We are all aware of the appeal of fake news, but add that to ends-justifies-the-means violence, moral relativism, and ‘they made me do it’ thinking, and imagine what this implies for socio-political stability in a West wracked with inequality due to decades of idiotic neoliberal economic policy. Is that painful outcome hard to predict? The scales seem to be falling from some eyes at least, given comments from Jake Tapper, Bill Ackman, Larry Summers, and David Frum, to name just four.

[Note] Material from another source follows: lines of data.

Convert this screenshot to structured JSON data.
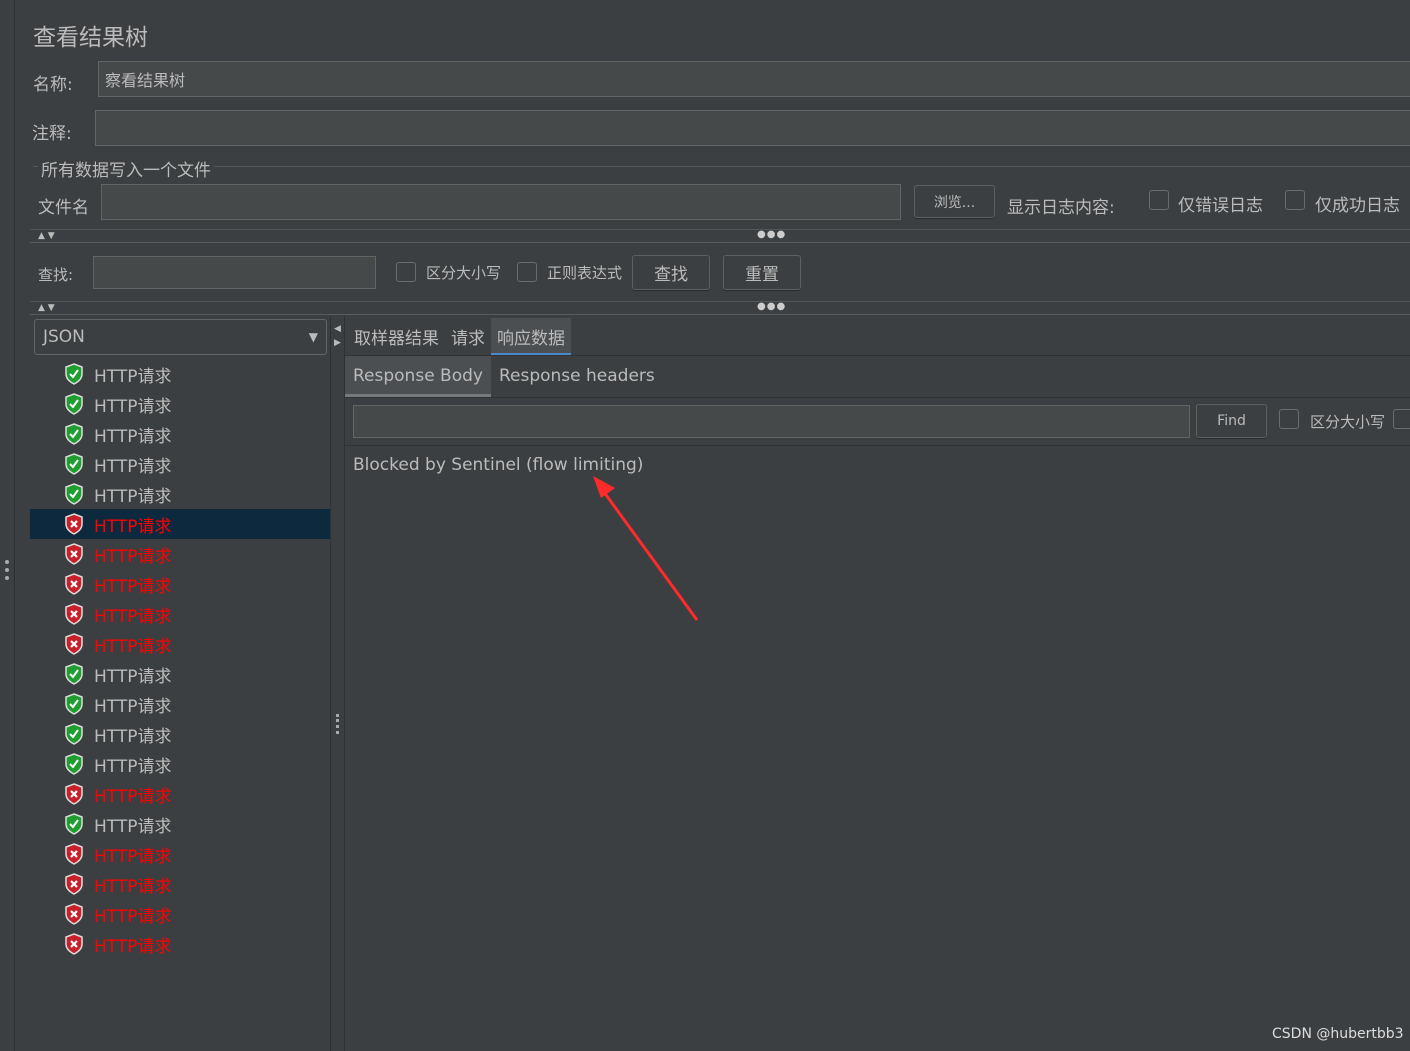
{
  "title": "查看结果树",
  "name": {
    "label": "名称:",
    "value": "察看结果树"
  },
  "comment": {
    "label": "注释:",
    "value": ""
  },
  "file_section": {
    "legend": "所有数据写入一个文件",
    "filename_label": "文件名",
    "filename_value": "",
    "browse": "浏览...",
    "log_label": "显示日志内容:",
    "errors_only": "仅错误日志",
    "success_only": "仅成功日志"
  },
  "search": {
    "label": "查找:",
    "value": "",
    "case_sensitive": "区分大小写",
    "regex": "正则表达式",
    "find": "查找",
    "reset": "重置"
  },
  "renderer": {
    "selected": "JSON"
  },
  "results": [
    {
      "label": "HTTP请求",
      "status": "success"
    },
    {
      "label": "HTTP请求",
      "status": "success"
    },
    {
      "label": "HTTP请求",
      "status": "success"
    },
    {
      "label": "HTTP请求",
      "status": "success"
    },
    {
      "label": "HTTP请求",
      "status": "success"
    },
    {
      "label": "HTTP请求",
      "status": "error",
      "selected": true
    },
    {
      "label": "HTTP请求",
      "status": "error"
    },
    {
      "label": "HTTP请求",
      "status": "error"
    },
    {
      "label": "HTTP请求",
      "status": "error"
    },
    {
      "label": "HTTP请求",
      "status": "error"
    },
    {
      "label": "HTTP请求",
      "status": "success"
    },
    {
      "label": "HTTP请求",
      "status": "success"
    },
    {
      "label": "HTTP请求",
      "status": "success"
    },
    {
      "label": "HTTP请求",
      "status": "success"
    },
    {
      "label": "HTTP请求",
      "status": "error"
    },
    {
      "label": "HTTP请求",
      "status": "success"
    },
    {
      "label": "HTTP请求",
      "status": "error"
    },
    {
      "label": "HTTP请求",
      "status": "error"
    },
    {
      "label": "HTTP请求",
      "status": "error"
    },
    {
      "label": "HTTP请求",
      "status": "error"
    }
  ],
  "tabs": [
    {
      "label": "取样器结果"
    },
    {
      "label": "请求"
    },
    {
      "label": "响应数据",
      "active": true
    }
  ],
  "subtabs": [
    {
      "label": "Response Body",
      "active": true
    },
    {
      "label": "Response headers"
    }
  ],
  "response_search": {
    "value": "",
    "find": "Find",
    "case_sensitive": "区分大小写"
  },
  "response_body": "Blocked by Sentinel (flow limiting)",
  "watermark": "CSDN @hubertbb3",
  "colors": {
    "background": "#3c3f41",
    "error_text": "#ff0000",
    "selected_row": "#0d293e",
    "active_tab": "#4a88c7",
    "arrow": "#ff2a2a"
  }
}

Meanwhile, analysis of the geopolitical fallout from 10/7 is both painfully simple and painfully hard.
The simple part is that this war is going to get much worse, fast. Israel is now blockading Gaza of fuel, food, and water, and vowing to destroy every Hamas member globally. Last night saw a false alarm of Hezbollah opening a second front, sparking more chaos in northern Israel. False though it was, Israel is already exchanging fire with South Lebanon and with Syrian militias. When the ground war starts, imminently, so will regional escalation. We fleshed out the circles that the war is likely to expand to encompass in ‘From Ukraine War to Middle East War to…’ yesterday.
However, harder to analyze is the US claiming its intelligence now thinks Iran was “surprised” by the Hamas attack, rather than being the puppet master of it, even as the EU’s Von der Leyen was explicit in mentioning Iran in her public comments. Sadly, one has to note US intelligence agencies will say whatever is politically convenient in an election year where it helps the White House to be able to say there is no need to strike Iran even while backing Israel. What that means in terms of deterrent, or lack of it, remains to be seen.
Equally hard to parse is Saudi Arabia’s Crown Prince Mohammad Bin Salman phoning Iranian President Raisi for 45 minutes to pledge joint support for the Palestinians against Israel, mirroring what some other observers are seeing in social media posts across the Gulf. Does this herald a decisive geopolitical shift by Riyadh away from Israel and the West towards the BRICS11, with enormous global implications, or is this just an attempt to ensure Iran does not strike Saudi should the US strike Iran? That is hard to call, but I lean towards the latter for now.
So, another tense day of war looms ahead of an even tenser Friday. That analysis is easy. And painful.